Porque o instinto do benefício individual é mais forte em algumas pessoas do que as necessidades coletivas. Um benefício de curto prazo é recompensa suficiente para eles – mesmo que isso signifique a aniquilação geral.
10. De onde virá uma mudança real e oportuna?
O preço que você precisa pagar para uma mudança real e para uma bússola de verdade envolve abrir mão da sua zona de conforto e do seu confortável entorpecimento. Sua Netflix, seu ar condicionado, e as tranquilizantes quatro paredes da sua casa.
Para a esquerda “caviar”, isso implica em ir para as periferias – não apenas botar os pés lá em ano de eleição, mas criar espaços de convivência permanentes com as classes populares. Os líderes da direita já estão na periferia (ainda que por interesse).
E para pessoas do campo da direita e conservadores em geral, a busca pela verdade implica na recusa dos discursos falsos e dos simulacros que são o sustentáculo dos partidos e líderes reacionários em geral. O caminho é se afastar da Faria Lima ou da sua igreja, e se dispor a conversar com pessoas que pensam diferente.
11. As consequências de não mudar
Essa não é uma tarefa fácil, por vários motivos: os instintos nos impelem para a zona de conforto, e o sistema usa isso a seu favor.
Eis o anátema do discurso da extrema-direita: Trump diz que você pode continuar vivendo a sua vida de sempre, e ele fará o serviço sujo para você. Ele sabe que é tudo que você quer ouvir.
O spoiler é óbvio: ele não fará o serviço sujo. Em vez disso, te entregará um vídeo falso feito por IA com resultados que não existem. E você vai acreditar.
Não porque você seja estúpido, mas porque você está desesperado para obter mudança sem abrir mão do seu conforto. Afinal, você foi treinado para ser um consumidor, e não um cidadão.
12. O antídoto
Portanto, se você quer se curar das mentiras, eu diria que o caminho está no incentivo à diversidade.

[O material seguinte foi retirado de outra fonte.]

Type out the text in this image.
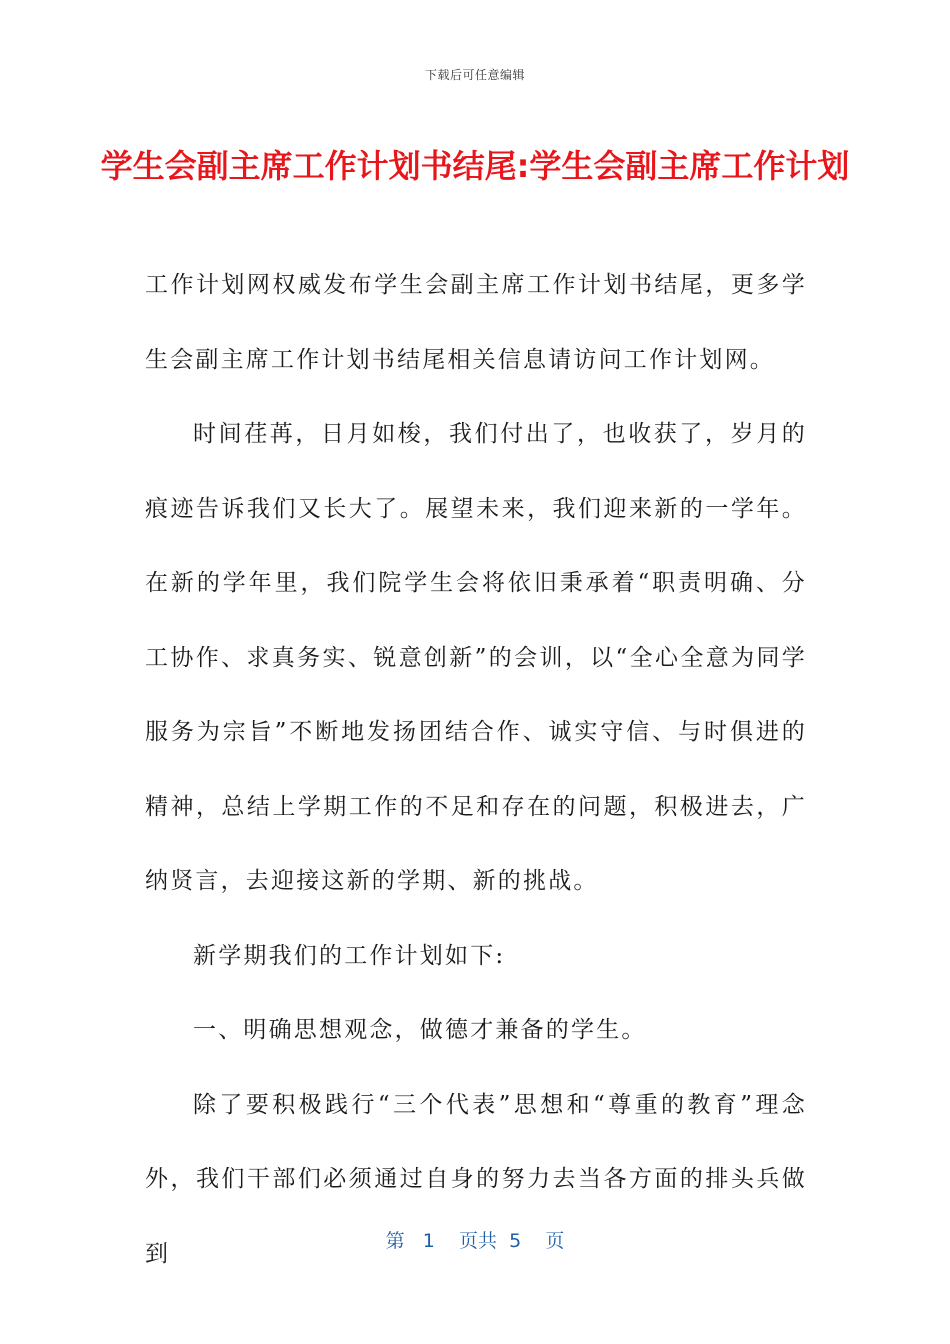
下载后可任意编辑
学生会副主席工作计划书结尾:学生会副主席工作计划

工作计划网权威发布学生会副主席工作计划书结尾，更多学生会副主席工作计划书结尾相关信息请访问工作计划网。

时间荏苒，日月如梭，我们付出了，也收获了，岁月的痕迹告诉我们又长大了。展望未来，我们迎来新的一学年。在新的学年里，我们院学生会将依旧秉承着“职责明确、分工协作、求真务实、锐意创新”的会训，以“全心全意为同学服务为宗旨”不断地发扬团结合作、诚实守信、与时俱进的精神，总结上学期工作的不足和存在的问题，积极进去，广纳贤言，去迎接这新的学期、新的挑战。

新学期我们的工作计划如下:

一、明确思想观念，做德才兼备的学生。

除了要积极践行“三个代表”思想和“尊重的教育”理念外，我们干部们必须通过自身的努力去当各方面的排头兵做到	第   1    页共  5    页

O princípio da contaminação psíquica pode ser facilmente entendido quando você pensa em uma monocultura alimentar.
Se você planta apenas uma espécie de maçã, trigo, soja, o que for, os bichos e pulgões vão deitar e rolar.
Mas, se em vez de uma lavoura tradicional, você plantar uma agrofloresta – com várias espécies diferentes no mesmo ambiente, simulando a organização de um bosque ou uma floresta –, as pragas não vão proliferar.
Em vez de apoiar os discursos supostamente “antissistemas” veiculados por bilionários, que vão te deixar encarcerado no seu nicho, o ideal é promover espaços que funcionem como ecossistemas humanos de diversidade. Em um mundo que quer criar guetos e separar as pessoas, isso sim é ser realmente antissistema.
Caso contrário, você continuará achando que engoliu a red pill…
…quando tudo que fez foi responder para a professora que a bolsa verde era “vermelha”.